Par cet amendement, les député·es du groupe La France insoumise proposent de renforcer l’information des victimes mineures sur l’ensemble de leurs droits dès le début de la procédure. Le dépôt de plainte constitue, en particulier pour un enfant victime de violences sexuelles, une étape particulièrement difficile, souvent vécue comme violente, intimidante et profondément éprouvante. Le simple fait de franchir la porte d’un commissariat ou d’une gendarmerie peut représenter une épreuve en soi, susceptible de raviver le traumatisme subi. Dans ce contexte, il est indispensable que la prise en charge des victimes ne se limite pas à la conduite de l’enquête, mais garantisse également un accompagnement effectif et compréhensible de leurs droits. Or, trop souvent, les enfants victimes et leurs représentants légaux ne disposent pas d’une information claire, exhaustive et adaptée sur les droits qui leur sont ouverts au cours de la procédure. Cette insuffisance d’information constitue un obstacle réel à l’accès à la justice et à la protection des victimes. Ces droits existent déjà, mais leur effectivité suppose qu’ils soient effectivement portés à la connaissance des enfants victimes dans un langage accessible et compréhensible, adapté à leur âge et à leur situation.
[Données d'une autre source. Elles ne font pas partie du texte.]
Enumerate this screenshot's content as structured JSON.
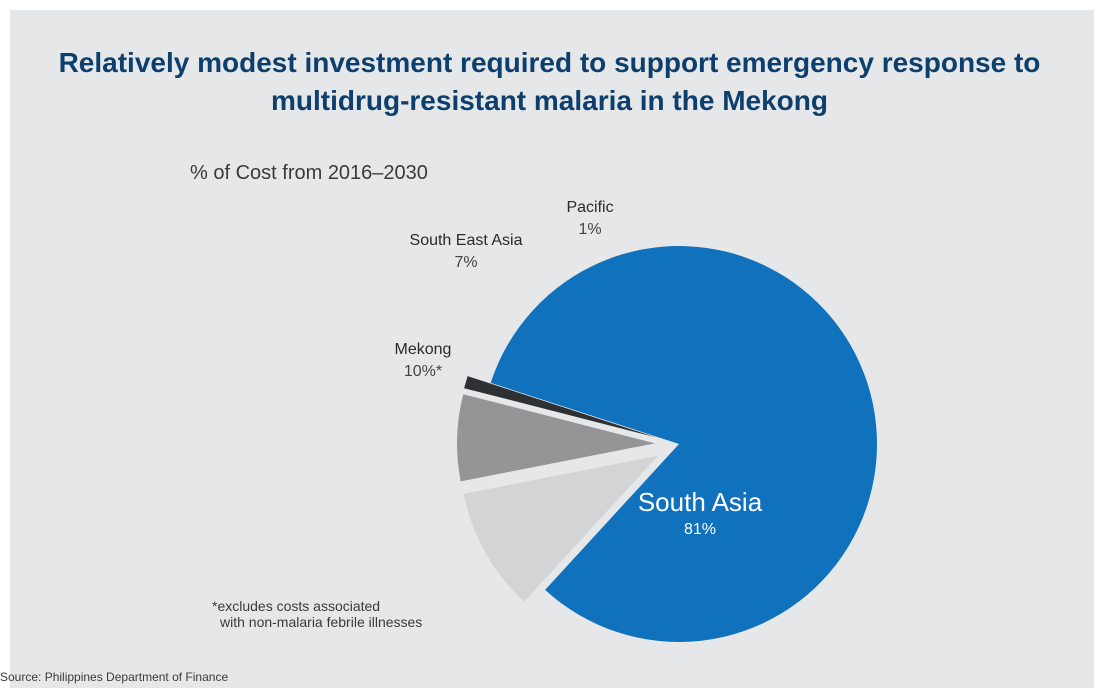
{
  "chart_data": {
    "type": "pie",
    "title_lines": [
      "Relatively modest investment required to support emergency response to",
      "multidrug-resistant malaria in the Mekong"
    ],
    "subtitle": "% of Cost from 2016–2030",
    "slices": [
      {
        "label": "South Asia",
        "value": 81,
        "value_label": "81%",
        "color": "#1071bd",
        "exploded": false
      },
      {
        "label": "Mekong",
        "value": 10,
        "value_label": "10%*",
        "color": "#d3d4d5",
        "exploded": true
      },
      {
        "label": "South East Asia",
        "value": 7,
        "value_label": "7%",
        "color": "#939597",
        "exploded": true
      },
      {
        "label": "Pacific",
        "value": 1,
        "value_label": "1%",
        "color": "#2e3133",
        "exploded": true
      }
    ],
    "footnote_lines": [
      "*excludes costs associated",
      "with non-malaria febrile illnesses"
    ],
    "source": "Source: Philippines Department of Finance"
  }
}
Dispositif de l'amendement

Après l’alinéa 3, insérer l’alinéa suivants : « 1° bis L’information de la victime mineure, dans des conditions adaptées à son âge et à sa compréhension, de l’ensemble des droits dont elle bénéficie au cours de la procédure, notamment de son droit à l’aide juridictionnelle, à être assistée par un avocat, à bénéficier d’une prise en charge médicale et psychologique ainsi que, le cas échéant, à l’assistance d’un interprète ou d’un traducteur ; ».